This archive report was first published on 31 October 2019.
Kenya's public debt has reached alarming levels, with the government facing a daunting task of raising Sh1.2 trillion in the next 11 months to settle almost half of the public domestic debt.
According to the World Bank, 43% of the Sh2.87 trillion debt will mature in September next year, with the debt owed to local investors.
The Kenya Revenue Authority (KRA) has been working tirelessly to collect more revenue, collecting Sh1.496 trillion in the year ending June, but the public debt would still account for 82.3% of that amount.
The World Bank has warned that negotiating with investors and lenders will hold high risks, citing the challenges of rolling over bonds in an environment of no interest rate caps, low subscription rates, and overexposure of commercial banks to these assets.

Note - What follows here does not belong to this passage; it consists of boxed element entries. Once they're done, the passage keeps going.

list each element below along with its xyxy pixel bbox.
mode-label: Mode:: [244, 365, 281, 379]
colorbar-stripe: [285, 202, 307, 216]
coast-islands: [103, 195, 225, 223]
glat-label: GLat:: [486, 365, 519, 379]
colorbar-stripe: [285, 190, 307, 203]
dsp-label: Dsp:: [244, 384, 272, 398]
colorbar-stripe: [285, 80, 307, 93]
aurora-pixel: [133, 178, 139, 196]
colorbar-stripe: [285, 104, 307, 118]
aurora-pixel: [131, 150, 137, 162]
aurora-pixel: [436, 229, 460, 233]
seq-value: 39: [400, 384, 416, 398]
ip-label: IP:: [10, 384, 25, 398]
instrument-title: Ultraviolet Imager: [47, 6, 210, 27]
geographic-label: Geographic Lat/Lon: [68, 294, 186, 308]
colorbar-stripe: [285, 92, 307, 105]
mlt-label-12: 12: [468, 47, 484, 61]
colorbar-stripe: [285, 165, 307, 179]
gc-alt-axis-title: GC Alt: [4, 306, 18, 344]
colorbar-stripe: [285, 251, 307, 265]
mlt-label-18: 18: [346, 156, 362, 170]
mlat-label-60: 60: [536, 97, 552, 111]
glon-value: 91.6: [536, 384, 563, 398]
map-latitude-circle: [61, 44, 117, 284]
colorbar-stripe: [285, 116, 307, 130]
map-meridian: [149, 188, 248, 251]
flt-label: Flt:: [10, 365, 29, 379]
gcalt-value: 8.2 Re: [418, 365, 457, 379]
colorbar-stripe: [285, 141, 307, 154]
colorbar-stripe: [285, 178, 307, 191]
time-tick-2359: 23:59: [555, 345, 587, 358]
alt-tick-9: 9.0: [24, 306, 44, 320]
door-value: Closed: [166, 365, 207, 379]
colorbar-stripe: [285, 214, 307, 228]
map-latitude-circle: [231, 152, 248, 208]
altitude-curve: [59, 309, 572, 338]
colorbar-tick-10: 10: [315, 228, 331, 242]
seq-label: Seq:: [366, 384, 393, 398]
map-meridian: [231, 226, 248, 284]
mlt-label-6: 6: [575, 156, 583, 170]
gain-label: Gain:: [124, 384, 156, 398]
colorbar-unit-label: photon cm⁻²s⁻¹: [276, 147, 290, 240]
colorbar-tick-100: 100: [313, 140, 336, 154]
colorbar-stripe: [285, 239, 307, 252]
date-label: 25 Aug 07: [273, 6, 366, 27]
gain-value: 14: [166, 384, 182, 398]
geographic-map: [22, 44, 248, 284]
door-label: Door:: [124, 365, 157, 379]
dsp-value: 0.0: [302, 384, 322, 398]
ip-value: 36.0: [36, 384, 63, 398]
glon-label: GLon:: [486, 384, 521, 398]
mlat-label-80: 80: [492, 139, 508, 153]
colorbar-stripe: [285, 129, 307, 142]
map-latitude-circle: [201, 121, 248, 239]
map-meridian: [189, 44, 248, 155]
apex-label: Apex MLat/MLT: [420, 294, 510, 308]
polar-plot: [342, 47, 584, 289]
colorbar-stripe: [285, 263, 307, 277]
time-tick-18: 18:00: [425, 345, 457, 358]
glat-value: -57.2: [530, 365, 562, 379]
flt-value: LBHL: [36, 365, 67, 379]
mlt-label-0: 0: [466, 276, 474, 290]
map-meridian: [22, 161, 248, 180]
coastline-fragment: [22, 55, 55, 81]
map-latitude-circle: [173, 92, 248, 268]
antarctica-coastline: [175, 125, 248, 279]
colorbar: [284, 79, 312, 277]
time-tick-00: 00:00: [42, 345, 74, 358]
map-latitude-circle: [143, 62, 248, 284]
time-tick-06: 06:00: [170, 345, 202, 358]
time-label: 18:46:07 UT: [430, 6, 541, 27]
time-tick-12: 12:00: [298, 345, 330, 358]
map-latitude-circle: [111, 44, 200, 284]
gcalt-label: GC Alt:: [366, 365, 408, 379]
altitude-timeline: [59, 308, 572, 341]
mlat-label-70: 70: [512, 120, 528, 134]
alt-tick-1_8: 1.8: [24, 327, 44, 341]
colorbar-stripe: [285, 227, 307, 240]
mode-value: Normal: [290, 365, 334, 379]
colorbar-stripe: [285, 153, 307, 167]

“The government could face challenges in rolling over such bonds in an environment of no interest rate caps, low subscription rates and overexposure of commercial banks to these assets,” the World Bank cautioned in its latest update on the Kenyan economy.
“Debt service obligations will continue to impose significant fiscal strain on the Exchequer. Kenya could face fiscal pressure in meeting its near-term debt and repayments obligations,” the World Bank added.
Kenya's public debt crossed the Sh6 trillion mark in July, up from Sh1.89 trillion in June 2013, with MPs recently voting to amend the law that restricts public debt at half of the gross domestic product, a move that will see public debt rise to Sh9.1 trillion.